Building From Source

Please follow the Contributor's Guide to learn how to build from source.

Limitations

Performance

Dolt is 1.7X slower than MySQL as measured by a standard suite of Sysbench tests.

We use these same Sysbench tests to benchmark DoltgreSQL and compare the results to PostgreSQL.

Here are the benchmarks for DoltgreSQL version 0.12.0.

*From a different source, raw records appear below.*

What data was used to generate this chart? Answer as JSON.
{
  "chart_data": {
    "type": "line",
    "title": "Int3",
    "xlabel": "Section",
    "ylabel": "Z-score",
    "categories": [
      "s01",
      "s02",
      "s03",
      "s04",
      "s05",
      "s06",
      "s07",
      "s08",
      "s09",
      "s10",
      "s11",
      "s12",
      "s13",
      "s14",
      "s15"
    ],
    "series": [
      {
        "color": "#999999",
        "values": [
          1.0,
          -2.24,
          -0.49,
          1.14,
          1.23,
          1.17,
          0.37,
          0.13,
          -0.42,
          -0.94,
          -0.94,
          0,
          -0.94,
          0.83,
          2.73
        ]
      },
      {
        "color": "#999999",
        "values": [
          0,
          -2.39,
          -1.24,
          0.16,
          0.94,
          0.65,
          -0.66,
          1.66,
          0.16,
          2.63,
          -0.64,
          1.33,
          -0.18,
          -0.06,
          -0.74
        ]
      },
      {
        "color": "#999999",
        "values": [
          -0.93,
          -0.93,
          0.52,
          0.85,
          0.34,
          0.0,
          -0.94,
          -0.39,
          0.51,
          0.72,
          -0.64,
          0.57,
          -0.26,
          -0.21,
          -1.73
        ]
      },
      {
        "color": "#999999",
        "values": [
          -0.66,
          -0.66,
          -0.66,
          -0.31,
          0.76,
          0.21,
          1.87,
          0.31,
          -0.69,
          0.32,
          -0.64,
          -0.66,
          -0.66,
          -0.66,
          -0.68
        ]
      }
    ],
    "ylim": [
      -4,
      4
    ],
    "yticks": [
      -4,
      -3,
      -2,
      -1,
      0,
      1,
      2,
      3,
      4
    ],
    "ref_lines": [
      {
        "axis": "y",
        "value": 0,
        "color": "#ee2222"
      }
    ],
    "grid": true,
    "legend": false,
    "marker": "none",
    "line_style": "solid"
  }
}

Read Tests PostgreSQL DoltgreSQL Multiple
covering_index_scan_postgres 1.82 4.25 2.3
groupby_scan_postgres 5.37 43.39 8.1
index_join_postgres 1.96 10.65 5.4
index_join_scan_postgres 0.74 9.56 12.9
index_scan_postgres 18.28 106.75 5.8
oltp_point_select 0.14 0.51 3.6
oltp_read_only 2.52 12.98 5.2
select_random_points 0.21 1.12 5.3
select_random_ranges 0.41 1.37 3.3
table_scan_postgres 18.28 106.75 5.8
types_table_scan_postgres 44.98 223.34 5.0
reads_mean_multiplier 5.7
Write Tests PostgreSQL DoltgreSQL Multiple
oltp_delete_insert_postgres 2.43 6.55 2.7
oltp_insert 0.97 3.25 3.4
oltp_read_write 4.25 19.29 4.5
oltp_update_index 1.03 3.07 3.0
oltp_update_non_index 1.03 2.97 2.9
oltp_write_only 1.64 6.32 3.9
types_delete_insert_postgres 2.03 6.21 3.1
writes_mean_multiplier 3.4
Overall Mean Multiple 4.8


Correctness

Dolt is 100% compatible with MySQL based on a standard suite of correctness tests called sqllogictest.

We use these same tests to measure the correctness of DoltgreSQL.

Here are DoltgreSQL's sqllogictest results for version 0.12.0. Tests that did not run could not complete due to a timeout earlier in the run.

Results Count
did not run 91270
not ok 464029
ok 5135990
timeout 16
Total Tests 5691305
Correctness Percentage 90.242747


Architecture

Doltgres emulates a Postgres server, including parsing Postgres SQL into an Abstract Syntax Tree (AST). This AST is converted to a form that can be interpreted by the Dolt engine. Doltgres uses the same SQL engine and storage format as Dolt.

Dolt has a unique architecture that allows for version control features at OLTP database performance. Doltgres uses the same architecture.